BRUSSELS, Sept 18 (Reuters) - Microsoft's ( MSFT )
hiring of artificial intelligence startup Inflection's staff
including its co-founders will not be scrutinised under European
Union merger rules, EU antitrust regulators said on Wednesday.
The European Commission said seven EU countries had dropped
their requests asking it to examine the deal.
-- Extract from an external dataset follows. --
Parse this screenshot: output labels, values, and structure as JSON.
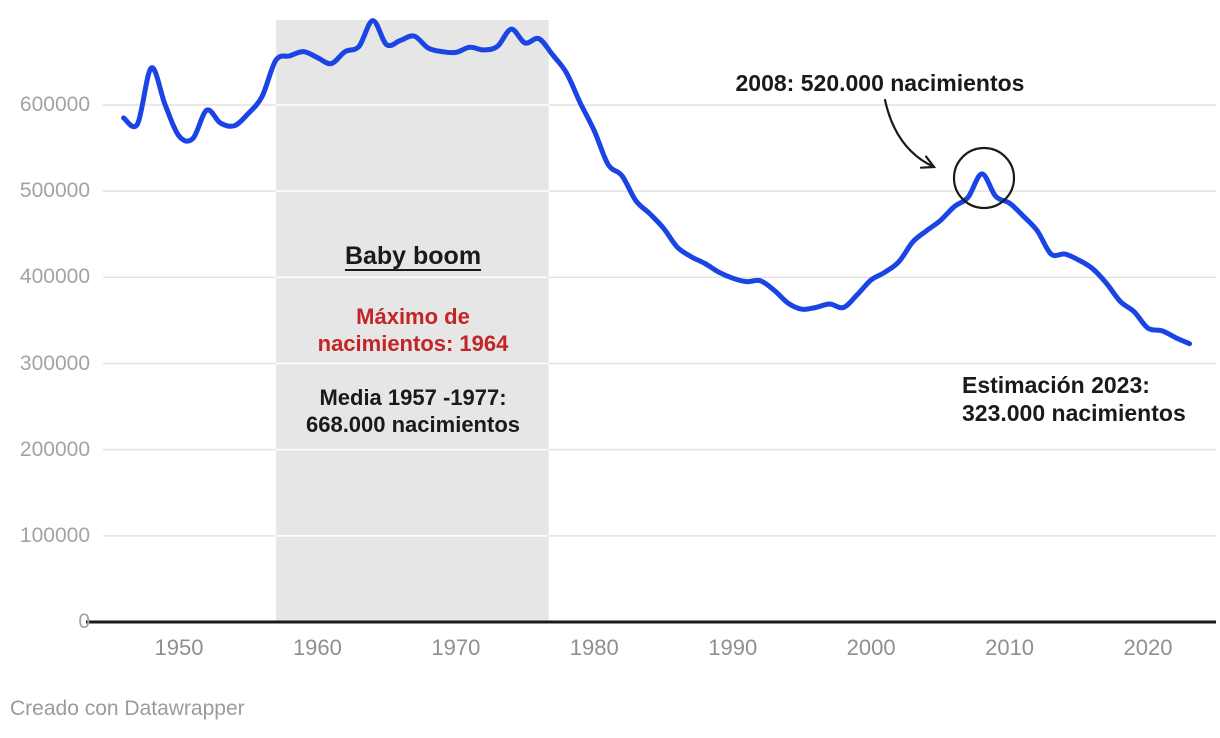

The move followed
a ruling from Europe's top court earlier this month prohibiting
the EU enforcer from examining merger cases which fall below the
EU's merger revenue threshold.
Judges said the EU antitrust watchdog was also not allowed
to encourage its national peers to ask it to take up such cases.
Critics said these merger powers were regulatory over-reach
while the Commission said such deals could be killer
acquisitions in which big companies acquire startups to shut
them down.
"All seven member states that submitted an initial referral
have decided to withdraw their requests. Therefore, the
Commission will take no decision in this matter," the EU
executive said.
Still it said the deal amounted to a merger as it means the
'new Inflection' would shift its focus to a different activity,
namely its AI studio business.
"The Commission regards the agreements entered into between
Microsoft ( MSFT ) and Inflection as a structural change in the market
that amounts to a concentration as defined under Article 3 of
the EUMR," it said, referring to the bloc's merger rules.
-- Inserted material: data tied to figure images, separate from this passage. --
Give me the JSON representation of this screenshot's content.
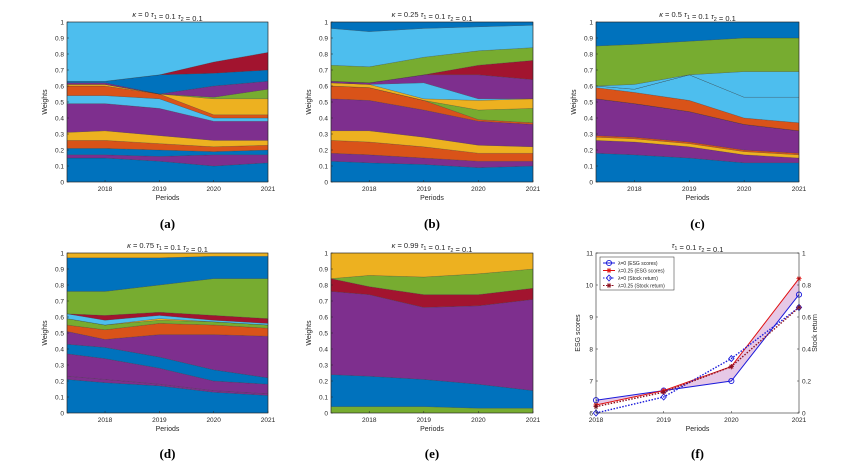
{
  "chart_data": [
    {
      "id": "a",
      "type": "area",
      "caption": "(a)",
      "title": "κ = 0  τ1 = 0.1  τ2 = 0.1",
      "xlabel": "Periods",
      "ylabel": "Weights",
      "categories": [
        "2018",
        "2019",
        "2020",
        "2021"
      ],
      "x": [
        2017.3,
        2018,
        2019,
        2020,
        2021
      ],
      "ylim": [
        0,
        1
      ],
      "yticks": [
        "0",
        "0.1",
        "0.2",
        "0.3",
        "0.4",
        "0.5",
        "0.6",
        "0.7",
        "0.8",
        "0.9",
        "1"
      ],
      "boundaries": [
        [
          0.15,
          0.15,
          0.13,
          0.1,
          0.12
        ],
        [
          0.17,
          0.17,
          0.16,
          0.17,
          0.17
        ],
        [
          0.21,
          0.21,
          0.2,
          0.19,
          0.2
        ],
        [
          0.26,
          0.26,
          0.24,
          0.22,
          0.23
        ],
        [
          0.31,
          0.32,
          0.29,
          0.26,
          0.26
        ],
        [
          0.49,
          0.49,
          0.46,
          0.38,
          0.38
        ],
        [
          0.54,
          0.54,
          0.52,
          0.4,
          0.4
        ],
        [
          0.6,
          0.6,
          0.55,
          0.42,
          0.42
        ],
        [
          0.61,
          0.61,
          0.55,
          0.52,
          0.52
        ],
        [
          0.61,
          0.61,
          0.55,
          0.53,
          0.58
        ],
        [
          0.62,
          0.62,
          0.55,
          0.6,
          0.63
        ],
        [
          0.63,
          0.63,
          0.67,
          0.68,
          0.7
        ],
        [
          0.63,
          0.63,
          0.67,
          0.75,
          0.81
        ],
        [
          1,
          1,
          1,
          1,
          1
        ]
      ]
    },
    {
      "id": "b",
      "type": "area",
      "caption": "(b)",
      "title": "κ = 0.25  τ1 = 0.1  τ2 = 0.1",
      "xlabel": "Periods",
      "ylabel": "Weights",
      "categories": [
        "2018",
        "2019",
        "2020",
        "2021"
      ],
      "x": [
        2017.3,
        2018,
        2019,
        2020,
        2021
      ],
      "ylim": [
        0,
        1
      ],
      "yticks": [
        "0",
        "0.1",
        "0.2",
        "0.3",
        "0.4",
        "0.5",
        "0.6",
        "0.7",
        "0.8",
        "0.9",
        "1"
      ],
      "boundaries": [
        [
          0.13,
          0.12,
          0.11,
          0.09,
          0.1
        ],
        [
          0.18,
          0.17,
          0.15,
          0.13,
          0.13
        ],
        [
          0.26,
          0.25,
          0.22,
          0.18,
          0.18
        ],
        [
          0.32,
          0.32,
          0.28,
          0.23,
          0.22
        ],
        [
          0.52,
          0.51,
          0.45,
          0.38,
          0.36
        ],
        [
          0.6,
          0.59,
          0.51,
          0.39,
          0.37
        ],
        [
          0.6,
          0.59,
          0.51,
          0.45,
          0.46
        ],
        [
          0.62,
          0.61,
          0.52,
          0.51,
          0.52
        ],
        [
          0.62,
          0.61,
          0.62,
          0.52,
          0.52
        ],
        [
          0.63,
          0.62,
          0.67,
          0.67,
          0.64
        ],
        [
          0.63,
          0.62,
          0.67,
          0.73,
          0.76
        ],
        [
          0.73,
          0.72,
          0.78,
          0.82,
          0.84
        ],
        [
          0.96,
          0.94,
          0.96,
          0.97,
          0.98
        ],
        [
          1,
          1,
          1,
          1,
          1
        ]
      ]
    },
    {
      "id": "c",
      "type": "area",
      "caption": "(c)",
      "title": "κ = 0.5  τ1 = 0.1  τ2 = 0.1",
      "xlabel": "Periods",
      "ylabel": "Weights",
      "categories": [
        "2018",
        "2019",
        "2020",
        "2021"
      ],
      "x": [
        2017.3,
        2018,
        2019,
        2020,
        2021
      ],
      "ylim": [
        0,
        1
      ],
      "yticks": [
        "0",
        "0.1",
        "0.2",
        "0.3",
        "0.4",
        "0.5",
        "0.6",
        "0.7",
        "0.8",
        "0.9",
        "1"
      ],
      "boundaries": [
        [
          0.18,
          0.17,
          0.15,
          0.12,
          0.12
        ],
        [
          0.26,
          0.25,
          0.22,
          0.17,
          0.15
        ],
        [
          0.28,
          0.27,
          0.24,
          0.19,
          0.17
        ],
        [
          0.29,
          0.28,
          0.25,
          0.2,
          0.18
        ],
        [
          0.52,
          0.49,
          0.44,
          0.36,
          0.32
        ],
        [
          0.52,
          0.49,
          0.44,
          0.36,
          0.32
        ],
        [
          0.59,
          0.56,
          0.51,
          0.4,
          0.37
        ],
        [
          0.6,
          0.58,
          0.67,
          0.53,
          0.53
        ],
        [
          0.6,
          0.58,
          0.67,
          0.53,
          0.53
        ],
        [
          0.6,
          0.61,
          0.67,
          0.69,
          0.69
        ],
        [
          0.85,
          0.86,
          0.88,
          0.9,
          0.9
        ],
        [
          1,
          1,
          1,
          1,
          1
        ]
      ]
    },
    {
      "id": "d",
      "type": "area",
      "caption": "(d)",
      "title": "κ = 0.75  τ1 = 0.1  τ2 = 0.1",
      "xlabel": "Periods",
      "ylabel": "Weights",
      "categories": [
        "2018",
        "2019",
        "2020",
        "2021"
      ],
      "x": [
        2017.3,
        2018,
        2019,
        2020,
        2021
      ],
      "ylim": [
        0,
        1
      ],
      "yticks": [
        "0",
        "0.1",
        "0.2",
        "0.3",
        "0.4",
        "0.5",
        "0.6",
        "0.7",
        "0.8",
        "0.9",
        "1"
      ],
      "boundaries": [
        [
          0.21,
          0.19,
          0.17,
          0.13,
          0.11
        ],
        [
          0.23,
          0.21,
          0.18,
          0.14,
          0.12
        ],
        [
          0.37,
          0.34,
          0.28,
          0.2,
          0.18
        ],
        [
          0.43,
          0.41,
          0.35,
          0.27,
          0.22
        ],
        [
          0.51,
          0.46,
          0.49,
          0.49,
          0.48
        ],
        [
          0.55,
          0.52,
          0.56,
          0.55,
          0.53
        ],
        [
          0.59,
          0.55,
          0.58,
          0.57,
          0.55
        ],
        [
          0.59,
          0.55,
          0.59,
          0.57,
          0.55
        ],
        [
          0.62,
          0.58,
          0.61,
          0.58,
          0.56
        ],
        [
          0.62,
          0.61,
          0.63,
          0.61,
          0.59
        ],
        [
          0.76,
          0.76,
          0.8,
          0.84,
          0.84
        ],
        [
          0.97,
          0.97,
          0.97,
          0.98,
          0.98
        ],
        [
          1,
          1,
          1,
          1,
          1
        ]
      ]
    },
    {
      "id": "e",
      "type": "area",
      "caption": "(e)",
      "title": "κ = 0.99  τ1 = 0.1  τ2 = 0.1",
      "xlabel": "Periods",
      "ylabel": "Weights",
      "categories": [
        "2018",
        "2019",
        "2020",
        "2021"
      ],
      "x": [
        2017.3,
        2018,
        2019,
        2020,
        2021
      ],
      "ylim": [
        0,
        1
      ],
      "yticks": [
        "0",
        "0.1",
        "0.2",
        "0.3",
        "0.4",
        "0.5",
        "0.6",
        "0.7",
        "0.8",
        "0.9",
        "1"
      ],
      "boundaries": [
        [
          0.04,
          0.04,
          0.04,
          0.03,
          0.03
        ],
        [
          0.24,
          0.23,
          0.21,
          0.18,
          0.14
        ],
        [
          0.76,
          0.74,
          0.66,
          0.67,
          0.71
        ],
        [
          0.84,
          0.79,
          0.74,
          0.74,
          0.78
        ],
        [
          0.84,
          0.86,
          0.85,
          0.87,
          0.9
        ],
        [
          1,
          1,
          1,
          1,
          1
        ]
      ]
    },
    {
      "id": "f",
      "type": "line",
      "caption": "(f)",
      "title": "τ1 = 0.1  τ2 = 0.1",
      "xlabel": "Periods",
      "ylabel": "ESG scores",
      "y2label": "Stock return",
      "categories": [
        "2018",
        "2019",
        "2020",
        "2021"
      ],
      "ylim": [
        6,
        11
      ],
      "yticks": [
        "6",
        "7",
        "8",
        "9",
        "10",
        "11"
      ],
      "y2lim": [
        0,
        1
      ],
      "y2ticks": [
        "0",
        "0.2",
        "0.4",
        "0.6",
        "0.8",
        "1"
      ],
      "legend": [
        "λ=0 (ESG scores)",
        "λ=0.25 (ESG scores)",
        "λ=0 (Stock return)",
        "λ=0.25 (Stock return)"
      ],
      "series": [
        {
          "name": "λ=0 (ESG scores)",
          "axis": "left",
          "style": "solid-circle",
          "color": "#1a1adb",
          "values": [
            6.4,
            6.7,
            7.0,
            9.7
          ]
        },
        {
          "name": "λ=0.25 (ESG scores)",
          "axis": "left",
          "style": "solid-star",
          "color": "#e01010",
          "values": [
            6.25,
            6.7,
            7.45,
            10.2
          ]
        },
        {
          "name": "λ=0 (Stock return)",
          "axis": "right",
          "style": "dotted-diamond",
          "color": "#1a1adb",
          "values": [
            0.0,
            0.1,
            0.34,
            0.66
          ]
        },
        {
          "name": "λ=0.25 (Stock return)",
          "axis": "right",
          "style": "dotted-star",
          "color": "#8b1020",
          "values": [
            0.04,
            0.13,
            0.29,
            0.66
          ]
        }
      ]
    }
  ],
  "palette": [
    "#0072bd",
    "#7e2f8e",
    "#d95319",
    "#edb120",
    "#7e2f8e",
    "#4dbeee",
    "#77ac30",
    "#a2142f",
    "#4dbeee",
    "#0072bd",
    "#77ac30",
    "#0072bd",
    "#edb120"
  ],
  "fill_between_color": "#e6c8e6"
}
Microsoft ( MSFT ) welcomed the announcement.
"We continue to be confident that the hiring of talent
promotes competition and should not be treated as a merger," a
Microsoft ( MSFT ) spokesperson said.
The company hired in March co-founders Mustafa Suleyman and
Karen Simonyan and most of Inflection's 70-strong team for a
newly created unit called Microsoft AI to consolidate and expand
its AI offerings for consumer products.